Brownlee v. Brownlee, 665 S.W.2d 111, 112 (Tex. 1984); James L. Gang &

Assocs., Inc. v. Abbott Labs., Inc., 198 S.W.3d 434, 442 (Tex. App.—Dallas 2006,

no pet.). “A conclusory statement is one that does not provide the underlying facts

to support the conclusion.” Weech v. Baptist Health Sys., 392 S.W.3d 821, 826

(Tex. App.—San Antonio 2012, no pet.). Thus, an affidavit that is merely a sworn

statement of the allegations in a pleading or that simply paraphrases statutory

language is conclusory and lacks probative force. See Selz v. Friendly Chevrolet,

Ltd., 152 S.W.3d 833, 837 (Tex. App.—Dallas 2005, no pet.); Nichols v. Lightle,

153 S.W.3d 563, 570 (Tex. App.—Amarillo 2004, pet. denied). On the other hand,

logical conclusions are not improperly conclusory if they are based on underlying

                                         36
facts stated in the affidavit or its attachments. Rizkallah v. Conner, 952 S.W.2d
580, 587 (Tex. App.—Houston [1st Dist.] 1997, no pet.).

      The Lenoirs’ contention that the affidavits are conclusory does not hinge on

whether there are facts in the attached documents to support the statements made in

the affidavits. Each of these affiants refers to documents or attaches them to the

affidavits. These attachments include accrediting agency regulations, articles of

incorporation, bylaws, and other supporting documents. The documents support

the assertions made in the affidavits. See id.

      Rather, they contend that the affidavits are “legally conclusory and factually

incorrect” because—despite these affiants’ understanding of the relationship

Dr.
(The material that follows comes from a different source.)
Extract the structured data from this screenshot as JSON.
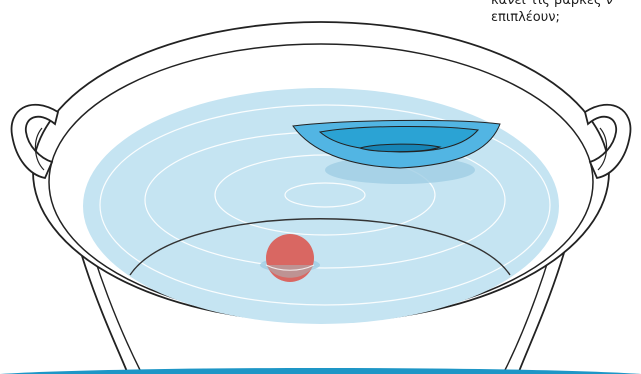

Huang had with the UT entities and despite what the attached documents say—

Lenoir’s legal arguments have effectively undone the employment relationship.

      These affidavits explain the interrelationship of the entities within the UT

System and Dr. Huang’s role and connection to those entities. We do not agree that

an explanation of the UT System structure becomes inadmissible simply because a

party argues that the law should interpret the facts differently. Because we have

rejected the Lenoirs’ legal contentions challenging Dr. Huang’s employment, we

likewise reject their assertion that the statements are conclusory.

      Accordingly, we overrule the Lenoirs’ third issue.

                                          37
                                    Conclusion

      We overrule the Lenoirs’ challenge to the dismissal of Dr. Huang. We

further overrule their challenge to the affidavits attached to his motion to dismiss.

We sustain the Lenoirs’ issue challenging the dismissal of Dr. Gonski and,

therefore, reverse that part of the trial court’s judgment and remand for further

proceedings against Dr. Gonski.

                                                    Harvey Brown
                                                    Justice

      Panel consists of Justices Massengale, Brown, and Huddle.